If the CEO, boss, hiring manager, head of human resources, or anyone with a position of power decides to discriminate against someone because they match the description of someone not liked by the aforementioned, than the chances of being hired are none, and regardless of education or experience, the person that is being discriminated against will never stand a chance to work the position they applied for.
The U.S. Equal Employment Opportunity Commission (EEOC) seeks to prevent discrimination from happening and exists to ensure that people have an equal opportunity for a chance at being employed by any company. Though many cases may be filed, a large number of incidents are likely never reported or settled outside with any law enforcing agency.

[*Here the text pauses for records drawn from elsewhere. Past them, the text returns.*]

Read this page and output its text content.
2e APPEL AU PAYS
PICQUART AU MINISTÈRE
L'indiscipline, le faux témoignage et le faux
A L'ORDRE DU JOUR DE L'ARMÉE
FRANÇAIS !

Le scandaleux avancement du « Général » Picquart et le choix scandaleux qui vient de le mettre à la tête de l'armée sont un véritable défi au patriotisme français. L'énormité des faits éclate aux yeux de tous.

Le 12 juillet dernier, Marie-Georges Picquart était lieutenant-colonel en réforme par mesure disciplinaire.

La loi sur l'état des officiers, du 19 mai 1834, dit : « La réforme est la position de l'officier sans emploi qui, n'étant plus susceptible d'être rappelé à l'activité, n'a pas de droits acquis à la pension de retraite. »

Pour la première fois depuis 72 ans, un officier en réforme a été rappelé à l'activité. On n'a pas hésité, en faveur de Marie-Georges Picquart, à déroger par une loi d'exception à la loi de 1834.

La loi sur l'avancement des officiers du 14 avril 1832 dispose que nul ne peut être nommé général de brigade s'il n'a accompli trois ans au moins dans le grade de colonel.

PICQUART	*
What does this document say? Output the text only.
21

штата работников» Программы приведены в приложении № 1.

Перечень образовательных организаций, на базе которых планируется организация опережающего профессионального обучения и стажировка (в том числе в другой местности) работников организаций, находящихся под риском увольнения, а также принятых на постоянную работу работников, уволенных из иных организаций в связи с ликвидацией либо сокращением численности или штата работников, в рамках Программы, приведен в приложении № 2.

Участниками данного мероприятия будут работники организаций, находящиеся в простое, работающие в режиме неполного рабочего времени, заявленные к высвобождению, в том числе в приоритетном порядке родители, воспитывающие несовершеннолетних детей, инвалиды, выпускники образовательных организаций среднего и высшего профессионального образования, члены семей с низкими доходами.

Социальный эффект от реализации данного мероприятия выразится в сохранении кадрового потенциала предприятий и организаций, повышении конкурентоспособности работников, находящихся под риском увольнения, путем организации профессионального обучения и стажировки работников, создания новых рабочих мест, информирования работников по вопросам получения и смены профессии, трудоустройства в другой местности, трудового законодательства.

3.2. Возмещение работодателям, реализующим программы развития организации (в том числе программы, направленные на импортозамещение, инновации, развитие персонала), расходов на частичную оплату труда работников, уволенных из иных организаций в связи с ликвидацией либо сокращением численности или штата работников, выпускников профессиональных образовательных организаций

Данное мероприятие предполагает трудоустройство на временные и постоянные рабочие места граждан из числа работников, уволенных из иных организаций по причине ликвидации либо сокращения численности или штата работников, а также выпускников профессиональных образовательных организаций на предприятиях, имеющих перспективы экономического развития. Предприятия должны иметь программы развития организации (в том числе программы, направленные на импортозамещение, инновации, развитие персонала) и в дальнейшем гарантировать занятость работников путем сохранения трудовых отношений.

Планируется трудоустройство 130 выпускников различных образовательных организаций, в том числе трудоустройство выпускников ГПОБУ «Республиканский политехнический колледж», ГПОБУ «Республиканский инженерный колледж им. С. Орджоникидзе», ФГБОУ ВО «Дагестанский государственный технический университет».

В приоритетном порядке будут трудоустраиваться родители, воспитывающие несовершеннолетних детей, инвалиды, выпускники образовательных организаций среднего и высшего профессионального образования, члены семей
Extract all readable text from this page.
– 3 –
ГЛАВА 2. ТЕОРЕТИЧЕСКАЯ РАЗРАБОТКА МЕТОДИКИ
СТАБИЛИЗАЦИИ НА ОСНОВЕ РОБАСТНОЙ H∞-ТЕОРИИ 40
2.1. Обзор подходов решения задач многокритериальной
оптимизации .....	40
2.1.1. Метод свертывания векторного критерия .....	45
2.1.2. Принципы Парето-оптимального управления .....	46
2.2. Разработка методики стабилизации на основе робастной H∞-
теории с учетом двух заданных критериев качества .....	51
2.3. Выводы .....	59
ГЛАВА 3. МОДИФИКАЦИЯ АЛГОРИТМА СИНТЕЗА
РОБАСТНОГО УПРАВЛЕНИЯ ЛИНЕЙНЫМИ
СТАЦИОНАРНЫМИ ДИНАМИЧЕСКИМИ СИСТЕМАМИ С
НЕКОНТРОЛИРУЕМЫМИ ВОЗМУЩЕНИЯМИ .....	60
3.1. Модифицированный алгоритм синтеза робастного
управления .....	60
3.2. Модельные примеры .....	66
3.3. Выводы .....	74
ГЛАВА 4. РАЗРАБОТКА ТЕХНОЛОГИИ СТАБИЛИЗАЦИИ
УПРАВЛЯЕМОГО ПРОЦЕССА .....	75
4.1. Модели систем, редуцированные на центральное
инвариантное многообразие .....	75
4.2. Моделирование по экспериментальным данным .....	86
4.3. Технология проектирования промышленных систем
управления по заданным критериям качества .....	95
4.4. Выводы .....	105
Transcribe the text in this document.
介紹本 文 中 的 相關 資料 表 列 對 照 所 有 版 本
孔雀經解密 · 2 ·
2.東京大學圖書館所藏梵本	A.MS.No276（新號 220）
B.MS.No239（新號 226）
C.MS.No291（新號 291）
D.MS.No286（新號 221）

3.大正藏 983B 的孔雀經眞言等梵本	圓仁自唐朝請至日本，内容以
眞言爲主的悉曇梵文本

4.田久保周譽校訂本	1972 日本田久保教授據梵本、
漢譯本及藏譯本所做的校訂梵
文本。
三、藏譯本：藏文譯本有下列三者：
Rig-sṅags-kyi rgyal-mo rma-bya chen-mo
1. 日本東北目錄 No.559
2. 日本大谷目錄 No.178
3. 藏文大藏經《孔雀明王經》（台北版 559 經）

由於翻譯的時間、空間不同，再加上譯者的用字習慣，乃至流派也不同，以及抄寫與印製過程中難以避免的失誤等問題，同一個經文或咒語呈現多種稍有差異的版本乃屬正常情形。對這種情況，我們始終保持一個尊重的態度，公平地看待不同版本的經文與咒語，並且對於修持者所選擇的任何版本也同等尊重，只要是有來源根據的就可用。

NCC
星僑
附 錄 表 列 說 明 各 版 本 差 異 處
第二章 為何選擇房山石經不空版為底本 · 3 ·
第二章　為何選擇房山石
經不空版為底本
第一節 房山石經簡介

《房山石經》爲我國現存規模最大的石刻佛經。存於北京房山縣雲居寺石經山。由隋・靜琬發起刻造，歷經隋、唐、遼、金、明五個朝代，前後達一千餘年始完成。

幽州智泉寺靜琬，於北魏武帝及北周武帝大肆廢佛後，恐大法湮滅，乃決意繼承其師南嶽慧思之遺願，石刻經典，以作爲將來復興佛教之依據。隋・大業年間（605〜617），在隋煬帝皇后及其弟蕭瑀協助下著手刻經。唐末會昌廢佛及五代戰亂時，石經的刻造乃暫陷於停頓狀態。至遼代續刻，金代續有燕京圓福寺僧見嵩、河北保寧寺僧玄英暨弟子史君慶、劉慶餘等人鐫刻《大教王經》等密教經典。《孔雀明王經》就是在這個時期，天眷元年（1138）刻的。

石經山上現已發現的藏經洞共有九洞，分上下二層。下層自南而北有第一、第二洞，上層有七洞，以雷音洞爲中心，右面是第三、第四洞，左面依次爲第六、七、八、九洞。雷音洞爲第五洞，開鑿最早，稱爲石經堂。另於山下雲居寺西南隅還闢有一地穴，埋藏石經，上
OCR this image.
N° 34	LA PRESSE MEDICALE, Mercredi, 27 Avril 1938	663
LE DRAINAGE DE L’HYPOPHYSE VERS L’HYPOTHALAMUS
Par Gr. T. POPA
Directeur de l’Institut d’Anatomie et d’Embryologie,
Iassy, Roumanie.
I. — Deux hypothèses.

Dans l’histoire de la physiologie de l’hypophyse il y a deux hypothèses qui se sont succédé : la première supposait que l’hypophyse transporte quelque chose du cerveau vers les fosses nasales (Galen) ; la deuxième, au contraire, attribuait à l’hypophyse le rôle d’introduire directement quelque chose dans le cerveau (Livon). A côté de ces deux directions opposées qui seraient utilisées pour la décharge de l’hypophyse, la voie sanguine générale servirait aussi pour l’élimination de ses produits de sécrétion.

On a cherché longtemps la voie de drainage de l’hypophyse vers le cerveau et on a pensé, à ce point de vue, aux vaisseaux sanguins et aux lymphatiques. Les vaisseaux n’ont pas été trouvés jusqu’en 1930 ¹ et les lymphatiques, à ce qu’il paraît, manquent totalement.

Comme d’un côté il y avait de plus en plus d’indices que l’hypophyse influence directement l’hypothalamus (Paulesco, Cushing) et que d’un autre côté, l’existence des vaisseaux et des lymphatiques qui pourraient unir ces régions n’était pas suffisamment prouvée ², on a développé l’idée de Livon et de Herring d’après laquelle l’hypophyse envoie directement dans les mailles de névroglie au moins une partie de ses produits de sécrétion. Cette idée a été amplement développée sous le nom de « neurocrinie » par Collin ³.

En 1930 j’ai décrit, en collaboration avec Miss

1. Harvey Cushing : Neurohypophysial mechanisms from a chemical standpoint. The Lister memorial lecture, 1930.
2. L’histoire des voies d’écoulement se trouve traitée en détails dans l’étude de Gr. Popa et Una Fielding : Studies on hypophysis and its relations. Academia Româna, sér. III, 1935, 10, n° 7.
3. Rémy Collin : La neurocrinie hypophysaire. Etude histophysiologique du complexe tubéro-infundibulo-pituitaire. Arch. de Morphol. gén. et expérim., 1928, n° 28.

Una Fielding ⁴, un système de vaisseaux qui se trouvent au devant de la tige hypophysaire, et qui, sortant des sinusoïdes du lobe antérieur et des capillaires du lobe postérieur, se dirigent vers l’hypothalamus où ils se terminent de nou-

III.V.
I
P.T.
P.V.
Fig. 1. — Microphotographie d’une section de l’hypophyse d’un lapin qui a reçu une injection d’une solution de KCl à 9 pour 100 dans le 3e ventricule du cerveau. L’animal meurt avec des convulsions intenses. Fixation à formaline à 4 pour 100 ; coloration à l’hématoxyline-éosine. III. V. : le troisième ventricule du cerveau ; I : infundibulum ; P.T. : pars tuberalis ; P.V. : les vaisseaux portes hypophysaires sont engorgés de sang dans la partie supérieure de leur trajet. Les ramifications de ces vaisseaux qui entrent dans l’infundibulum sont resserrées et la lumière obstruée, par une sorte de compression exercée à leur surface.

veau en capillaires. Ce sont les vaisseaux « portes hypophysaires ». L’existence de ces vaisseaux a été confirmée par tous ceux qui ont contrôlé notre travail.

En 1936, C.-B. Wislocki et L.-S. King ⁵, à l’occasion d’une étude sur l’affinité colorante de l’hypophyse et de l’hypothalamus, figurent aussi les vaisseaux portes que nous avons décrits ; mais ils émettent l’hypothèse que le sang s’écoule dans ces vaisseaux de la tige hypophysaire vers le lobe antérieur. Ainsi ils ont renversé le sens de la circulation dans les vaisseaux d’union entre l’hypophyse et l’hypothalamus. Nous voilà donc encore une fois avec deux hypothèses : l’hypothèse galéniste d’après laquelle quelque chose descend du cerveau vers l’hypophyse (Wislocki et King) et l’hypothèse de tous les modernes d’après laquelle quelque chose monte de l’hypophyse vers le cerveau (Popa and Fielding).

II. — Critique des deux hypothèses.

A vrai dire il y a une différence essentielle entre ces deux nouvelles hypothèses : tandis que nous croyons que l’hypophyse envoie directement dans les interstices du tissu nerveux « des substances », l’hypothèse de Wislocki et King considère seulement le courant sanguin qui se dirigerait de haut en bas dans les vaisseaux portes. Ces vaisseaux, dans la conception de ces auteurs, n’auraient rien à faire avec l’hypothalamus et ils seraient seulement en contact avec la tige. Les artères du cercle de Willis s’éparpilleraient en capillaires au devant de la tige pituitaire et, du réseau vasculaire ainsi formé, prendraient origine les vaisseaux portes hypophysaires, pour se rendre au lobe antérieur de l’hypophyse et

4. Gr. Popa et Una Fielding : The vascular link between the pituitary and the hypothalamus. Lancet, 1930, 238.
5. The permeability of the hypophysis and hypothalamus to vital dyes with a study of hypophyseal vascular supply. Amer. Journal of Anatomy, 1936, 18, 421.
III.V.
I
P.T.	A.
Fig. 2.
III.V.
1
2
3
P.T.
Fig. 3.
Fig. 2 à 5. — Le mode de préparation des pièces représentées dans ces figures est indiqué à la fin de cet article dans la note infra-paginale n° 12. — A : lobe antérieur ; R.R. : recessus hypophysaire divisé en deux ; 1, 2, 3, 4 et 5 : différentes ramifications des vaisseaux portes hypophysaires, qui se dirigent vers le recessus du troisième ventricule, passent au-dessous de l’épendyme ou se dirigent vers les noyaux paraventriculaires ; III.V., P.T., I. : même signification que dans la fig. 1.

The major issue is that for the cases that go unreported, with most people who are discriminated against simply ignoring the opportunity for employment at a specific place, they may simply opt to go somewhere else rather than handle or make the situation a big deal. When a case goes unreported and is not followed through, the action of discrimination from the employer continues. There is also another theory: Who would want to work for a company or a boss that discriminates against people?
There are plenty of people who are well qualified for a job, and because of their race, ethnicity, skin color, etc., they may be overlooked immediately. There is another form of discrimination that many people may not know of and that is Name Discrimination. If a person’s name may sound like it is from another race or culture, employers may overlook the name. For example, in this day and age of terrorism, a person with a Middle Eastern name may not get hired simply for having a specific name. Although there are plenty of names that are not associated with race, there are other names that are usually more associated with whites, blacks, Hispanics, Asians, etc.
Depending on how a man or woman carries themselves would most likely change the perspective of the person in charge of the hiring process. A man or woman who does not dress like a professional will not be seen as a professional. What is on the resume may also say a lot about a person, with the name of the person leading to positive or negative thoughts.
Who knew that having a strong name could help you get a job, but the experiment was done by a man named José who applied to jobs for weeks and months without a single response. Upon changing his name to Joe, he began receiving many more responses, which may show that many companies are biased in the hiring process.
Remember: Don’t judge a book by its cover until you have at least gotten to read the first few introduction pages and first few full pages. You may have overlooked one of the hardest and smartest workers simply because of a judgement against their name.